I'm finally back to having fun, which for me means writing code. Went
to work at 3AM to tackle today's assignment: put together some scripts
to simplify the backup and restore process for a SQL Server database.
Since changing jobs, its seemed like ages since I've been so enthralled
with a problem that I'll bounced out of bed that early.
Being all about SQL Server 2005, I started by efforts in earnest and wrote many of backups and restores like this:
backup log @dbname
to disk = @logFileName
with checksum,stop_on_error...
restore database @dbName
from disk = @lastBackupName
with checksum,stop_on_error...
So you may be saying to yourself, self, what do CHECKSUM and STOP_ON_ERROR mean? Ah, these are new additions for SQL Server 2005 designed to make the backup and restore process a bit more reliable.

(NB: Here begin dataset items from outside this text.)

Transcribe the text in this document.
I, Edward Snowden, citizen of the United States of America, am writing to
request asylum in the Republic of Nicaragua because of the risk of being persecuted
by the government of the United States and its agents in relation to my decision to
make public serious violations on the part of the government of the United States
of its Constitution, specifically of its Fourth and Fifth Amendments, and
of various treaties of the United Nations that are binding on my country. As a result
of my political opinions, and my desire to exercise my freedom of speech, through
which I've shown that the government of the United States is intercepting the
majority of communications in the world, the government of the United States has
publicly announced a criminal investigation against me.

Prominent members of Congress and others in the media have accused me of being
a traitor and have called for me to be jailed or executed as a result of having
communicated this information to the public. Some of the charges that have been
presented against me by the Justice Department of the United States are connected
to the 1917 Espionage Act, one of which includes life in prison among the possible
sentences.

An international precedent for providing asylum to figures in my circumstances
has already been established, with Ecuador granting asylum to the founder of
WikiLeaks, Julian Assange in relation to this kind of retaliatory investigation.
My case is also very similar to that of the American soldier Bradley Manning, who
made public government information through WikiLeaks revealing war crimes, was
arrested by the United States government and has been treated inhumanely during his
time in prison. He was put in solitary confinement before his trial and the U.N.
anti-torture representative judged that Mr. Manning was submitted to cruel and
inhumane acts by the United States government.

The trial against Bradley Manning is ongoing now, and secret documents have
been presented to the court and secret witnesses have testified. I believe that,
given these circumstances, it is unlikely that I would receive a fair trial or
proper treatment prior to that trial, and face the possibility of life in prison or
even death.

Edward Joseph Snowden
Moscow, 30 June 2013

CHECKSUM looks at pages being backed up and validates them. It then
rolls these checksums into a checksum for the whole file for a
backup. If used with a restore, the checksums are compared after
operation as a validation of the restore. Page checksums are also
validated on restore. Of course, both the backup and the restore have
to be done with this option for that magic to full work. But when it
does work, you can pretty darned sure you have a high-fidelity restore
of that backup.
STOP_ON_ERROR does that it implies: when the first error occurs during
a backup or restore, that operation halts and throws an error. The
counterpoint to this option is CONTINUE_ON_ERROR. Note that
STOP_ON_ERROR is the default for both backups and restores (the duh
factor should be high on that,) and its pretty obvious what this means
during a restore. But there's some interesting interplay between
CHECKSUM and STOP_ON_ERROR for backups. If both of these options are
set for a given backup command, a backup will abort if and when a torn
page is detected or if a page checksum goes Pear-shapped for some
reason.
The practical upshot of this is that if you a database that's going bad
you, using the combination of CHECKSUM and STOP_ON_ERROR might save
from thinking you have a good backup when, in fact, you might not. And
it aborts the process strongly enough that you can capture it as an
event to go have an operator or DBA go look at to see what repairs they
can make before bigger problems come up to bite you.
Just be careful with this though, because the default for a backup is
to NOT compute these checksums -- you have to explicitly tell it to.
Also, there's no such thing as a free lunch -- computing these checksum
takes a bit longer for the backups. Be prepared for that.
And sure, 3AM is a bit early even for me to attack a task like this.
But then, I like being "back up" early in the morning... (sorry, I
couldn't help myself...)